By: Lindsay Holbrook, Librarian, Jeffery Manor Branch-Chicago Public Library
This past year has been one of the most challenging in recent memory. It has been fraught with danger, stress, and anxiety. With many suffering the loss of a loved one it has also been a time of personal financial crisis and extreme social isolation. While this may dull our outlook on the world, we should still consider something in the midst of it all. Why not be grateful?
Having gratitude during the COVID-19 pandemic is probably the farthest thing from anyone's mind right now. It could be challenging to think of anything that you could appreciate, but there are always reasons to be grateful.
Being open to the idea of being grateful understandably takes effort. In all its greatness, gratitude can sound very positive and, perhaps, overly optimistic in the face of adversity on a global scale, but it has many benefits. It has been shown to improve self-esteem, physical health, and even promote happiness and a greater sense of wellbeing.
Practicing gratitude does not need to be a complicated process and can be different for everyone. Recently, I facilitated a learning circle entitled "Practicing Gratitude Teach-Out" created by the University of Michigan. This enriching learning experience provided many useful tools and resources that can significantly benefit anyone seeking to integrate gratitude into their lives. A few of the methods introduced included: keeping a gratitude journal, writing letters of gratitude, and meditation.
Keeping a gratitude journal
You can begin keeping a gratitude journal by writing down five things that make you feel grateful.

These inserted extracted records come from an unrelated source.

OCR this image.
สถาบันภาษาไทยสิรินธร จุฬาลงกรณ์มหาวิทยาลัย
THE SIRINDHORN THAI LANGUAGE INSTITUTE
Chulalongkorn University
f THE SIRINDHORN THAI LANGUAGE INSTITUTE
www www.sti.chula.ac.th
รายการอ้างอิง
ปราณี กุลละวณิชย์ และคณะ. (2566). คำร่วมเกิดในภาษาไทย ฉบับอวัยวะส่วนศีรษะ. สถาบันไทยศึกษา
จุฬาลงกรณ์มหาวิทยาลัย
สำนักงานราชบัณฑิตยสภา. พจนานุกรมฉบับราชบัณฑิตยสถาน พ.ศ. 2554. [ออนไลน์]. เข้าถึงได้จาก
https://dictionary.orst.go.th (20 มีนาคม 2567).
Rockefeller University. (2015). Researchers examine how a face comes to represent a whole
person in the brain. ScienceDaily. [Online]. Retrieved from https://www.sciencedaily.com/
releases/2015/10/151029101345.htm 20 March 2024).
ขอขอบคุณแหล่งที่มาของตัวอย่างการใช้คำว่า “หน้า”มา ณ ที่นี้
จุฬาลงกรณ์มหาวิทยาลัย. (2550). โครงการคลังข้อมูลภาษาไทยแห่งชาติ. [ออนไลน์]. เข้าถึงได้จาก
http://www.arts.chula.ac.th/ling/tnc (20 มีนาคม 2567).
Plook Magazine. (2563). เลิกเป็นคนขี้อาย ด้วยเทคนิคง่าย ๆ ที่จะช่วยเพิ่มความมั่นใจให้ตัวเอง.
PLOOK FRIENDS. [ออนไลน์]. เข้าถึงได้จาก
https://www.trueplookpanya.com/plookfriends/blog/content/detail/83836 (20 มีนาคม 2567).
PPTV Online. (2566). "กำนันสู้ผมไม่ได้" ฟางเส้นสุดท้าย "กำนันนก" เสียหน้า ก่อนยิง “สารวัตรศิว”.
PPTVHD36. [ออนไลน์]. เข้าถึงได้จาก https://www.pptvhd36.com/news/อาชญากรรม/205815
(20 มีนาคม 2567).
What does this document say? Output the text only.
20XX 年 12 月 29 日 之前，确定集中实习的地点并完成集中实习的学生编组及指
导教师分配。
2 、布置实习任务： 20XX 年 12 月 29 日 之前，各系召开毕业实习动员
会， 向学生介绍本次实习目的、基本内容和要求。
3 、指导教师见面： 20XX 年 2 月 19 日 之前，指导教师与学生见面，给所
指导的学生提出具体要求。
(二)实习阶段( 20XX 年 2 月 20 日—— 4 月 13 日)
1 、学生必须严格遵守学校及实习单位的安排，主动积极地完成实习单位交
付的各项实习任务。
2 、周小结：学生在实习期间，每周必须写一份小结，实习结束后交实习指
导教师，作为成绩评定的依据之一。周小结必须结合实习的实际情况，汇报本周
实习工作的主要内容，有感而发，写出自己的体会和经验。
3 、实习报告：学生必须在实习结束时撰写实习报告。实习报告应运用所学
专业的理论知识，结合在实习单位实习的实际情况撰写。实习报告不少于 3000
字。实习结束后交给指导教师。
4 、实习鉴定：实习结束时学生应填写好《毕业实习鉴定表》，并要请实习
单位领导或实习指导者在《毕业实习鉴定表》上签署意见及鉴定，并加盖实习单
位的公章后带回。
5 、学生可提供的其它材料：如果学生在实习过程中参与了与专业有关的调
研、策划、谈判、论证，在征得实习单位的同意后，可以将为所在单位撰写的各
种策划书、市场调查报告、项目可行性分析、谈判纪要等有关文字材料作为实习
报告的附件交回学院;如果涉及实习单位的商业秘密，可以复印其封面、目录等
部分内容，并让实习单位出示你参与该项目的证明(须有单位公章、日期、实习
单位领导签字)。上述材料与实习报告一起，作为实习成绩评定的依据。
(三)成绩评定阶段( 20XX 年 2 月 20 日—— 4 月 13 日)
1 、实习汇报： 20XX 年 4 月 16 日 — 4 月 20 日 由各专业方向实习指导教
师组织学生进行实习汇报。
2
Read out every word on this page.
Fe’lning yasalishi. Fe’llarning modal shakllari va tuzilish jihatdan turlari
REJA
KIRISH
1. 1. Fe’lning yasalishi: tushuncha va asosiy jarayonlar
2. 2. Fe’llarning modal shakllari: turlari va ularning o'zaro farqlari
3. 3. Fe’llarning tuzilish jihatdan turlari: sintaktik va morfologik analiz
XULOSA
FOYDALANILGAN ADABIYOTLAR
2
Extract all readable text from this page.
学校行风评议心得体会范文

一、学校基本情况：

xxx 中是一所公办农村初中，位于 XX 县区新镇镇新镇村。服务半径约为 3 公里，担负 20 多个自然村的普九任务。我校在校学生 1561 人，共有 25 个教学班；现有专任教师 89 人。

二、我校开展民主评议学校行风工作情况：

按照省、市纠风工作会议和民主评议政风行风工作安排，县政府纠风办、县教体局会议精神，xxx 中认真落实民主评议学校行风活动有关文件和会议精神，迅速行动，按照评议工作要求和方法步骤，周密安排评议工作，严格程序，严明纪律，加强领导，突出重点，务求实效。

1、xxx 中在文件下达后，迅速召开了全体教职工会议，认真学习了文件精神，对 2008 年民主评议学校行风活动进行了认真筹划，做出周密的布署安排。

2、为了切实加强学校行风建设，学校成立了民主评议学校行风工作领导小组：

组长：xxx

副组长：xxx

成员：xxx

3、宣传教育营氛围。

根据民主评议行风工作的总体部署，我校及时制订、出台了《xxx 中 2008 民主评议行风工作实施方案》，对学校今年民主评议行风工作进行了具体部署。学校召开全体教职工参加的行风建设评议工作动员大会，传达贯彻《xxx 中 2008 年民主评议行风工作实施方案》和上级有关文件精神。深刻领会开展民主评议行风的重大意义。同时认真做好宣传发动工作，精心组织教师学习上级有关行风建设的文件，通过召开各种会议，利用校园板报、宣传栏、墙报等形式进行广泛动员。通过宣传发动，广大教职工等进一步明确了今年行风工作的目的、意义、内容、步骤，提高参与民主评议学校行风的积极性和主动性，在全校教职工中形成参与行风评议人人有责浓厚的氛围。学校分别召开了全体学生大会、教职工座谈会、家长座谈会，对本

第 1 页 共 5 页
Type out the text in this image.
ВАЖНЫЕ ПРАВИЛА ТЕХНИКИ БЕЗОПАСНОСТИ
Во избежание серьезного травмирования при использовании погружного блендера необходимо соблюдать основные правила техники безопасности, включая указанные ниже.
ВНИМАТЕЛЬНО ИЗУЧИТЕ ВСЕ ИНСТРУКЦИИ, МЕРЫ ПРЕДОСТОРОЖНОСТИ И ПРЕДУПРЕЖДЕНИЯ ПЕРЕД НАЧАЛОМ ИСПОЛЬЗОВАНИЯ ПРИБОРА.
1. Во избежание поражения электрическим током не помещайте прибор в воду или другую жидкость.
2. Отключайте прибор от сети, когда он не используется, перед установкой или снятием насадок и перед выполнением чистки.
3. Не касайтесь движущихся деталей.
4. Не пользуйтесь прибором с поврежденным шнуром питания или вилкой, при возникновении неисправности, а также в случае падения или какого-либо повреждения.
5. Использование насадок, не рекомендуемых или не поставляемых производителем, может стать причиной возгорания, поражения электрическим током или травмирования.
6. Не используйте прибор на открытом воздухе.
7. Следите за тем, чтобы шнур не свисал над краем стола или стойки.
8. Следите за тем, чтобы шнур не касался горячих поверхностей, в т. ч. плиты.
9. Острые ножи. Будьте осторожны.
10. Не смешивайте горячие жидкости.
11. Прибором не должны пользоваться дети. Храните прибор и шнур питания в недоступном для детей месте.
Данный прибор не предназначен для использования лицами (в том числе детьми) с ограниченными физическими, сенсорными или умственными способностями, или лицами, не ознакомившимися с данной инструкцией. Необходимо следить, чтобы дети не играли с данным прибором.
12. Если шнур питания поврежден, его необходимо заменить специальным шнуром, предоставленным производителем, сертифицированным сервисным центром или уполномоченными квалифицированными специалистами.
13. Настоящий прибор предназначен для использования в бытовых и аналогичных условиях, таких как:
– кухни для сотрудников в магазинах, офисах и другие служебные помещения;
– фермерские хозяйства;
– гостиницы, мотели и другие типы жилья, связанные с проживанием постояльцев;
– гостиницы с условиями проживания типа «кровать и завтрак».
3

It doesn't have to be especially important. The purpose is to reflect on the positive emotions that you felt in the moment. There aren't any rules for keeping a gratitude journal, but recording your experiences can occasionally be beneficial.
Writing letters of gratitude
Writing letters helps to remind us of the kindness we have experienced from others in our lives and gives us an outlet for expressing our appreciation. Even if the letter never gets delivered, the activity itself is rewarding.
We are always mindful of the positive things that happen daily in our lives. Meditation can help focus our minds on the positive emotions of gratitude and help us cope with negative experiences. By finding a quiet place to relax for ten minutes, you can increase your mental and physical awareness and reflect on your reasons to feel grateful.
One of the most important lessons I feel I've learned is that gratitude is a choice. It's about seeing the good in the world intentionally. That is not to say that we completely ignore anything terrible, but instead, we purposefully acknowledge and embrace positivity.
Being grateful allows us to consider the more favorable aspects of life, encourage happiness, and take on a more positive outlook, reminding us to appreciate the more essential things in life. As we continue to endure the crisis that has plagued us, we also should remember that there are things that are worth appreciating.